A fascinating third gene sequencing study by Mullen et al. reports an intersection between genetic studies of IGE and the epileptic encephalopathies. The authors speculated that larger proportions of patients with intellectual disability and “idiopathic generalized epilepsy” would have CNVs compared to patients with IGE and normal intellect. The majority of patients (37/60) had borderline intellect (defined as an IQ of 70 to 85). They found 28 percent of the patients with intellectual disability and generalized epilepsy had a potentially causative CNV. Ten percent of the patients had microdeletions in gene regions previously associated with generalized epilepsy (15q13.3, 15q11.2, and 16p13.11). Patients with IGE and normal intellect had fewer rare CNVs, and only 3 percent had these specific microdeletions. A large proportion of patients with atypical “early onset” IGE (between 1 and 4 years) had CNVs (7/19) compared to patients with onset >4 years of age (15/400); all these “early onset” patients had intellectual disability. This demonstrates that genetic abnormalities associated with intellectual disability and seizures are common in early onset IGE.

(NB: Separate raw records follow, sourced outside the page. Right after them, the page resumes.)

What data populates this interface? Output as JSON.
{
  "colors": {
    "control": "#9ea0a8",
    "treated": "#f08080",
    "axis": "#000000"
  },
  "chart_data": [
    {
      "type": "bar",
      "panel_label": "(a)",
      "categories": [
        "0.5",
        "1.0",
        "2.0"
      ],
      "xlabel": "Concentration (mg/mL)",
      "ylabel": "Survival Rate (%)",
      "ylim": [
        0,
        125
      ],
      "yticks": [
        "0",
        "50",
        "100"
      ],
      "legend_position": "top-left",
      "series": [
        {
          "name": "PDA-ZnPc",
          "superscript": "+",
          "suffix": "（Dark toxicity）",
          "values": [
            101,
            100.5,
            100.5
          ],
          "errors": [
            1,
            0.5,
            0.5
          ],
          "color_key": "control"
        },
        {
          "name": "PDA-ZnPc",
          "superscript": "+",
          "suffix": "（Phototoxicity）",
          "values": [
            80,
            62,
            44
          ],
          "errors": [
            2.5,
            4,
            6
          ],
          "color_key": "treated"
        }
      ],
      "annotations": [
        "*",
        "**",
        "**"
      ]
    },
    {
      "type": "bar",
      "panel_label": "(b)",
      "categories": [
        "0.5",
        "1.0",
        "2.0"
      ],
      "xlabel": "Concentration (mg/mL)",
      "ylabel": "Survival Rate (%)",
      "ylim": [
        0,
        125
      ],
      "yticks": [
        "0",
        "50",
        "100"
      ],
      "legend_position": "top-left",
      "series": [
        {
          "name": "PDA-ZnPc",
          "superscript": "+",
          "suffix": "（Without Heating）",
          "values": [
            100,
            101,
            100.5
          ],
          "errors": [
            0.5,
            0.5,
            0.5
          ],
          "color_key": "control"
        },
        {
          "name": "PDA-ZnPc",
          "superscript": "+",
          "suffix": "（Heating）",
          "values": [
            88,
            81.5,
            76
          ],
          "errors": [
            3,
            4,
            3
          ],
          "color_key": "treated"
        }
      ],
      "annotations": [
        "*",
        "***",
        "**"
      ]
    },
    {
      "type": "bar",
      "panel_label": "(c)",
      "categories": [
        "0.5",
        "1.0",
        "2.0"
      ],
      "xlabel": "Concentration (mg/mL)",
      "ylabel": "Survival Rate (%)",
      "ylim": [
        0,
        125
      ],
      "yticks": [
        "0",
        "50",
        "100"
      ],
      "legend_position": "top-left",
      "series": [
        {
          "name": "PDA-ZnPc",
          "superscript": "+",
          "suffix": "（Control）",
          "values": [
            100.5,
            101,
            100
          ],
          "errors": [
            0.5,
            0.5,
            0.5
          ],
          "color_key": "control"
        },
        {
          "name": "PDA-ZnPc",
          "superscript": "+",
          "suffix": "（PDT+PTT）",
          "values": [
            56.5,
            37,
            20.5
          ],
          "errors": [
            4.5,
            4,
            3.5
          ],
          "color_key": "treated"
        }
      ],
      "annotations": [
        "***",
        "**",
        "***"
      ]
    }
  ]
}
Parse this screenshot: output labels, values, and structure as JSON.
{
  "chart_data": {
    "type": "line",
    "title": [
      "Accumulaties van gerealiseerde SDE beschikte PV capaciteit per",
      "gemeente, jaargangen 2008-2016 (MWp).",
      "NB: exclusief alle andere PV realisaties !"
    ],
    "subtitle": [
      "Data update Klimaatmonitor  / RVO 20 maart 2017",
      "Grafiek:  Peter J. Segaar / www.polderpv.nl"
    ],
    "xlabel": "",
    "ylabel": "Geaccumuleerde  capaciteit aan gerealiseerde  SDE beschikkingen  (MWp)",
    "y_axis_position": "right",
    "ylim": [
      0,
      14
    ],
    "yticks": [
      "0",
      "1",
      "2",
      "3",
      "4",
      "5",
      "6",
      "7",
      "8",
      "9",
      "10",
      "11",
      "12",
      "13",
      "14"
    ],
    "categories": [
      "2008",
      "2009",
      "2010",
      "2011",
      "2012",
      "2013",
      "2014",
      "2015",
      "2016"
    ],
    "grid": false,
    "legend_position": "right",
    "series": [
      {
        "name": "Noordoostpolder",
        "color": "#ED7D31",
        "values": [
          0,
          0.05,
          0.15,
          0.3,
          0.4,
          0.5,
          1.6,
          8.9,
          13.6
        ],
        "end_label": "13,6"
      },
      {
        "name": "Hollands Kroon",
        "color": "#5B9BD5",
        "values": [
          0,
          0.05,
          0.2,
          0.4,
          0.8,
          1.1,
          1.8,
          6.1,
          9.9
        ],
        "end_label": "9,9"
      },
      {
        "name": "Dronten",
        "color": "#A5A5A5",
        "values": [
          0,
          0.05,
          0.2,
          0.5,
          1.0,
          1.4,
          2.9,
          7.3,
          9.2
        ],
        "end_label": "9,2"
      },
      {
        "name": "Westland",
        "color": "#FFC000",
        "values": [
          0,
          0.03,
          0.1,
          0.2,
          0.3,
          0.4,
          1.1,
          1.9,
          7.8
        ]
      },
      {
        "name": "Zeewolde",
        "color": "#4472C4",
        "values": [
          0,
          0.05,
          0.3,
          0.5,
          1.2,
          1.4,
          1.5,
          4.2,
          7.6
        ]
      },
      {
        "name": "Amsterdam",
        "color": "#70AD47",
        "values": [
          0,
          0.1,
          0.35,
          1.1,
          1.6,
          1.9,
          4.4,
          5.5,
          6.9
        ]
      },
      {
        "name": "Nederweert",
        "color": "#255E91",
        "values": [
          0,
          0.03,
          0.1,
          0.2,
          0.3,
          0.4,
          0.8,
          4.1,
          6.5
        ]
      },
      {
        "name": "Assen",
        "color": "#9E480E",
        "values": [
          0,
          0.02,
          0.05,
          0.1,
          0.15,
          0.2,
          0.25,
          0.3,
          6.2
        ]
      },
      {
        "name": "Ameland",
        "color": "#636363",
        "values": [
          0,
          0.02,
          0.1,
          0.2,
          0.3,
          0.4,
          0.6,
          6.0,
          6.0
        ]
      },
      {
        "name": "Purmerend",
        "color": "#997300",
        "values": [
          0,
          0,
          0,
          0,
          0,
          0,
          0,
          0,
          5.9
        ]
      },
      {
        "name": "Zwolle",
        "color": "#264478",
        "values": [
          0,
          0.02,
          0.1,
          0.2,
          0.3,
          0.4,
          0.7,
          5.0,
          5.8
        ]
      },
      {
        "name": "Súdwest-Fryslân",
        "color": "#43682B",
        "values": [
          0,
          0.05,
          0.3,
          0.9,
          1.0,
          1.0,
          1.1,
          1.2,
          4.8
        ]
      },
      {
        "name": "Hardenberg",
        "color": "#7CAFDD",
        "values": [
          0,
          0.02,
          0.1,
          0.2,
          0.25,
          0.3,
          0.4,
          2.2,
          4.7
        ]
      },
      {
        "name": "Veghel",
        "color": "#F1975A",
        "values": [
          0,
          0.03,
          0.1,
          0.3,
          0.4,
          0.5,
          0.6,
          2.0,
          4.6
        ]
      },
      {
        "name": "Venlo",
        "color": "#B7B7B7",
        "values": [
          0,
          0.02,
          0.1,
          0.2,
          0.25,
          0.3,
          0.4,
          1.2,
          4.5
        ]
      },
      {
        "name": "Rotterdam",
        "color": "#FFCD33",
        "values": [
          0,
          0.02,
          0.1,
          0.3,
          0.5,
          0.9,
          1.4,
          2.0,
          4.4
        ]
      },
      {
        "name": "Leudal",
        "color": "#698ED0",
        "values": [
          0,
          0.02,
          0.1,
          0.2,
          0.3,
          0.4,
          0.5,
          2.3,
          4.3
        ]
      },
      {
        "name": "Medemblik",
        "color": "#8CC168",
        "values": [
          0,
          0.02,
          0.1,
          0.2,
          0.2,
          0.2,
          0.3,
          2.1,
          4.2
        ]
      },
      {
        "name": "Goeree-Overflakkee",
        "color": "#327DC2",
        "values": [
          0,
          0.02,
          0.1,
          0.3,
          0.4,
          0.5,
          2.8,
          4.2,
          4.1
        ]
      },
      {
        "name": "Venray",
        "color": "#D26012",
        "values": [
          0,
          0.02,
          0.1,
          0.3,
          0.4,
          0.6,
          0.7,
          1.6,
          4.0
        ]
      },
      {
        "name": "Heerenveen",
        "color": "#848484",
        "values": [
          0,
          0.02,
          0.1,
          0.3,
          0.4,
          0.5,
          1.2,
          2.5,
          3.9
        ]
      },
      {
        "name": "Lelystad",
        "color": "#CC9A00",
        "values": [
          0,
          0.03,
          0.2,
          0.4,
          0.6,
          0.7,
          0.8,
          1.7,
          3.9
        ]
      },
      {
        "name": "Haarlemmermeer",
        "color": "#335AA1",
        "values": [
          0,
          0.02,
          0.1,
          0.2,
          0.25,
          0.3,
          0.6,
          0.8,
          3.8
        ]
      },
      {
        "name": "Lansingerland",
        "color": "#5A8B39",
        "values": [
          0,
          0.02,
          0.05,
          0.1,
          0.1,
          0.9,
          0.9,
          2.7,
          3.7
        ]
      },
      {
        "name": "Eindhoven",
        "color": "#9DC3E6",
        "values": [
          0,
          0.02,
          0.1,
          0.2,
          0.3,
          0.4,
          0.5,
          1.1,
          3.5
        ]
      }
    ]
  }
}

These genetic findings raise questions regarding appropriate nomenclature for the generalized epilepsies. Perhaps “genetic generalized epilepsy” should be a diagnosis reserved for patients with known CNVs or single gene mutations, since variants with low penetrance may have complex gene expression which may be influenced by environmental factors. An example is a recently described link between epilepsy, hippocampal sclerosis and febrile seizures, and genetic variation around SCN1A by Kasperaviciute et al. Those patients with generalized epilepsy associated with early age of onset, borderline intelligence or intellectual disability, or atypical syndromic patterns such as treatment-resistant absences might be better designated as having “symptomatic generalized epilepsy,” thus indicating that further genetic evaluation might be warranted to better understand and potentially treat their seizures.
An exciting aspect of these findings is that both the increased cortical excitability associated with complex polygenic inheritance in IGE and traits linked with many of the CNVs and single gene mutations (e.g., schizophrenia, autism spectrum disorder, intellectual disability, infantile spasms) may illustrate secondary regulatory targets for treating these disorders. The web of pathways involved in these disorders point to potential rodent models for the two spectrums of disorders: polygenic models of increased cortical excitability that screen for inhibitory modulators treating IGE and more specific “end of pathway” models of the epileptic encephalopathies and related disorders which might screen therapies to treat large numbers of de novo dominant mutations that appear to interfere with these pathways.